Znak na Lublomelskiej. Jak upadł tak leży. Pod oknem urzędu miasta.


   Jeszcze 6 lipca gdy robiłem to zdjęcie, stał. Niedługo potem już nie, i aż do chwili obecnej znak leży. Nie jest w tym nic niezwykłego, ot ktoś najechał na niego samochodem, zapewne parkując tu na chodniku. Tu jednak jest ciekawostka. 
    Jest to jedyny znak z oznakowaniem ulicy Lublomelskiej, w ścisłym centrum miasta, nie znajdujący się na budynku. Tuż obok znajduje się Urząd Miasta w Lublinie, z drugiej strony - Urząd Wojewódzki. Miejsce to obejmuje strefa parkingowa, a 50 metrów obok znajduje się kolejny budynek Urzędu Miasta, a w nim m.in. Wydział Komunikacji. Straż Miejska w tym miejscu powinna niemal nie zchodzić z chodnika, jednak ja nie widziałem tu nigdy strażnika.
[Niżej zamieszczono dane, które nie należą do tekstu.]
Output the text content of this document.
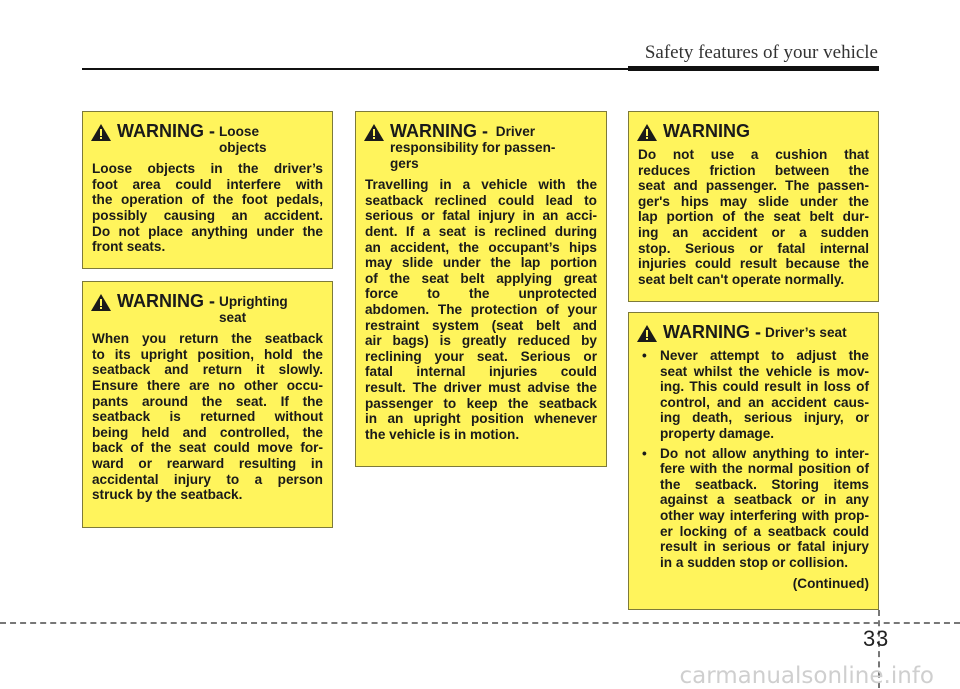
Safety features of your vehicle
WARNING - Loose
objects
Loose objects in the driver’s
foot area could interfere with
the operation of the foot pedals,
possibly causing an accident.
Do not place anything under the
front seats.
WARNING - Uprighting
seat
When you return the seatback
to its upright position, hold the
seatback and return it slowly.
Ensure there are no other occu-
pants around the seat. If the
seatback is returned without
being held and controlled, the
back of the seat could move for-
ward or rearward resulting in
accidental injury to a person
struck by the seatback.
WARNING - Driver
responsibility for passen-
gers
Travelling in a vehicle with the
seatback reclined could lead to
serious or fatal injury in an acci-
dent. If a seat is reclined during
an accident, the occupant’s hips
may slide under the lap portion
of the seat belt applying great
force to the unprotected
abdomen. The protection of your
restraint system (seat belt and
air bags) is greatly reduced by
reclining your seat. Serious or
fatal internal injuries could
result. The driver must advise the
passenger to keep the seatback
in an upright position whenever
the vehicle is in motion.
WARNING
Do not use a cushion that
reduces friction between the
seat and passenger. The passen-
ger's hips may slide under the
lap portion of the seat belt dur-
ing an accident or a sudden
stop. Serious or fatal internal
injuries could result because the
seat belt can't operate normally.
WARNING - Driver’s seat
• Never attempt to adjust the
seat whilst the vehicle is mov-
ing. This could result in loss of
control, and an accident caus-
ing death, serious injury, or
property damage.
• Do not allow anything to inter-
fere with the normal position of
the seatback. Storing items
against a seatback or in any
other way interfering with prop-
er locking of a seatback could
result in serious or fatal injury
in a sudden stop or collision.
(Continued)
33
carmanualsonline.info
Na codzień jednak widzę masy ludzkie spieszące rano do pracy w urzędzie, jak i po niej z nich wychodzące i przechodzące obok bohatera artykułu.
    To tyle tytułem wstępu, znak padł i nikt, ale to nikt z powyższych pracowników miasta, nikt ze Straży Miejskiej nie był w stanie zwrócić na ten fakt w centrum miasta uwagi. 


    2 sierpnia, nic się nie zmieniło, trawa przycięta, wzrosła na nowo, a znak jak leżał tak leży.
- Przepraszam Pana, gdzie jest ulica Lublomelska? Zapytała mnie kilka dni wcześniej pewna pani. 
- Leży w trawie...


   11 i 16 sierpnia - zapewnieam Was, znak wrasta w ziemię i wkrótce stanie się sensacją archeologiczną! 
      Dlaczego ja nie zadzwonię i  nie poinformuję? Otóż przeprowadzam eksperyment na zasadzie obserwacji, badając przysłowie, że najciemniej jest pod latarnią. Za kolejne kilka dni ponownie zrobię zdjęcie i tak do skutku. Wkrótce dowiemy się ile czasu zabierze miastu uporządkowanie tej sytuacji. 
     Złośliwi twierdzą, że miasto wie o tym znaku jednak jest rozpisywany przetarg na jego ponowne ustawienie...

    AKTUALIZACJA

     Po miesiącu z okładem, trzy dni po napisaniu posta znak w dniu 19 sierpnia staną ponownie.